Wat is er inmiddels bekend over mogelijke oorzaken en behandelingen?
“Er zijn heel veel kleine aanwijzingen gevonden op basaal biomedisch niveau, maar een compleet ziektebeeld en bewezen effectieve medicatie ontbreken nog. We weten bijvoorbeeld dat de afweer van mensen met langdurige klachten compleet van slag is. Bij sommige patiënten schiet het immuunsysteem door en maakt het antistoffen aan tegen het eigen lichaam. Bij recent onderzoek dat in ‘Nature Medicine’ is gepubliceerd, werden hersenontstekingen gezien bij Long COVID patiënten. Dat is een opvallend resultaat, waarvan we met interesse het vervolg afwachten.
Wetenschappers zeggen dat eventuele medicatie een kwestie van maatwerk gaat worden, omdat de oorzaken per patiënt verschillen. Duidelijk is dat er veel meer biomedisch onderzoek en interventiestudies moeten komen om verder te komen.”
Wat is de rol van de huisarts bij aanhoudende Covid-klachten?
“Allereerst sluit je ernstige onderliggende ziekten uit.

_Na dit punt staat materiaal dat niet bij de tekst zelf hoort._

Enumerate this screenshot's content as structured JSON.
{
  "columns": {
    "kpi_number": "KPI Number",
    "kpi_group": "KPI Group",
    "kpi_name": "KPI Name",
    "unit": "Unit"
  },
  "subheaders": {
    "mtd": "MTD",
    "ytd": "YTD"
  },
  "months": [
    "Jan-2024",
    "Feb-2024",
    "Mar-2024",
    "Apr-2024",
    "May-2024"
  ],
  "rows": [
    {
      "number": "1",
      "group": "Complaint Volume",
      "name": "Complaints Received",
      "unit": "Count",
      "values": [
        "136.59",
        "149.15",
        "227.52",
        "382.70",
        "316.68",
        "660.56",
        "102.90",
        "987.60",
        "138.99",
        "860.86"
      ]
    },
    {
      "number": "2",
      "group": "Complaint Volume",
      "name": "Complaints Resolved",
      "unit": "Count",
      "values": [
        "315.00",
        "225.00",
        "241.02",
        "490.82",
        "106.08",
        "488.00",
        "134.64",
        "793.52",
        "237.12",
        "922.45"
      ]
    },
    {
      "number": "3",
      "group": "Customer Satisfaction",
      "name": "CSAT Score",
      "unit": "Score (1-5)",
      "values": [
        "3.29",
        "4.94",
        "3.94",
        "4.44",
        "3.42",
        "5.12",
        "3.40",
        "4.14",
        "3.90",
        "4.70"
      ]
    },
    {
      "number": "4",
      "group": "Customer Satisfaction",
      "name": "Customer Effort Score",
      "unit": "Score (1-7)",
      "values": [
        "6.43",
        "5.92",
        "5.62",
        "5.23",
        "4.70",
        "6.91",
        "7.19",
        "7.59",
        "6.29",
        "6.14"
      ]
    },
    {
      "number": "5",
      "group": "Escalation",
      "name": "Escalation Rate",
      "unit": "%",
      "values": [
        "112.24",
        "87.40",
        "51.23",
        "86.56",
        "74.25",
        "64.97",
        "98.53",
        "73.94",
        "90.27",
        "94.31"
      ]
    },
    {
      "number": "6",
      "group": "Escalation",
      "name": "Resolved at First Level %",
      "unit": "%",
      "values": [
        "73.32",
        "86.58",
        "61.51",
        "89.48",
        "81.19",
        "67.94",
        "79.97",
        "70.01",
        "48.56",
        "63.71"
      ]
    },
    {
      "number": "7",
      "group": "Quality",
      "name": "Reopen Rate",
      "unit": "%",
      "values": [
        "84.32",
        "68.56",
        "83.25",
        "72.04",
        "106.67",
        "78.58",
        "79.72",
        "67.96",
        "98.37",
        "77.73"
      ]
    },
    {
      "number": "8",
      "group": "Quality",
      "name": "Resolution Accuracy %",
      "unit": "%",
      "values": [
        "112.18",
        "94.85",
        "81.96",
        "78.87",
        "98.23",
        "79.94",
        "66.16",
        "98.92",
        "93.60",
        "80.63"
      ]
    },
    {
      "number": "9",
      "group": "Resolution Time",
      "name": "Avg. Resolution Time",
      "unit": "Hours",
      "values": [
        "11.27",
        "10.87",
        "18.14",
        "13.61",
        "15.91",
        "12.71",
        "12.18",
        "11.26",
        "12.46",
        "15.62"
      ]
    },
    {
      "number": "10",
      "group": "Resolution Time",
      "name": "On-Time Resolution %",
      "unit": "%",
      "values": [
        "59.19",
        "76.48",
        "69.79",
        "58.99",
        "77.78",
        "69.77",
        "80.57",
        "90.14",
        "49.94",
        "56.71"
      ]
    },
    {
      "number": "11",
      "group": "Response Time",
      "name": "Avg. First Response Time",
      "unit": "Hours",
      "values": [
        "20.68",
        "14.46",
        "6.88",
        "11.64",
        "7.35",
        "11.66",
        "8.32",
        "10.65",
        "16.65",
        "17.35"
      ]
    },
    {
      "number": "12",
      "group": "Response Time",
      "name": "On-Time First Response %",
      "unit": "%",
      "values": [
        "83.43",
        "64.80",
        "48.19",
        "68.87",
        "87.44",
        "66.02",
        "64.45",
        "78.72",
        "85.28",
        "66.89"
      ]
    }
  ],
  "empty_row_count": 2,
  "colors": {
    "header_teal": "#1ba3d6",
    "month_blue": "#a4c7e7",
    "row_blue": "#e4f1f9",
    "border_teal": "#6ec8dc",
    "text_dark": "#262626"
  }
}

Daarna speelt de huisarts een belangrijke rol in het faciliteren van de revalidatie, het bieden van erkenning en herkenning en het onderhouden van contact. Dat doen sommige huisartsen heel goed, maar we horen ook regelmatig onvrede bij C-support.”
Waarom komt deze onvrede vandaan?
“Deze groep patiënten kampt -begrijpelijk- met grote frustraties. Je leven is op een zijspoor gezet met geen uitzicht op verbetering. Vaak zitten ze thuis. Ze krijgen te maken met onbegrip vanuit hun omgeving die suggereert dat de klachten tussen de oren zitten. Als je daarbovenop ook van je huisarts te horen krijgt dat hij of zij niets voor je kan doen, dan doet dat pijn. Tegelijkertijd snap ik dat het voor huisartsen geen kwestie van onwil is. Als huisarts heb je 10 tot 20 minuten per consult en deze problematiek past daar moeilijk in. Wat een huisarts wel kan doen, is een patiënt doorverwijzen naar C-support. Daarbij de afspraak maken eens in de maand te bellen om te vragen hoe het gaat. Dat geeft de patiënt rust.”
Heb je nog meer tips voor huisartsen?
“Zet externe herstelzorg stapsgewijs in. Dus niet én fysiotherapie, cognitieve psychotherapie en ergotherapie. Dat vergt doorgaans te veel van de patiënt. Start met ergotherapie in plaats van fysiotherapie. Vaak is de conditie van de patiënt nog te zwak voor fysieke inspanning. Tijdens ergotherapie leert een patiënt zijn energie te managen. Als daarna met fysiotherapie wordt gestart heeft dit meer effect en is het dus zinvoller. Houdt een kort lijntje gedurende revalidatie, zodat je snel kunt schakelen wanneer nodig. Mocht je vastlopen bij een patiënt: sinds maart is er een NHG-standaard voor huisartsen ontwikkeld. En je kunt altijd C-support bellen om even te sparren.”
Waar valt volgens u nog winst te behalen bij de behandeling van Long COVID-patiënten?
“Er is vooralsnog weinig samenwerking in de eerstelijnszorg; de fysiotherapeut, ergotherapeut en de huisarts opereren als eilandjes. Daar kunnen we een slag slaan. Nu komt het nogal eens voor dat de ergotherapeut rust adviseert en de fysiotherapeut juist weer aanstuurt op meer fysieke activiteit. Daar worden mensen onzeker van. Als we het voor elkaar krijgen dat we meer met elkaar praten en zorgplannen beter op elkaar afstemmen, dan zou dat de zorg voor Long COVID-patiënten een stuk verbeteren.”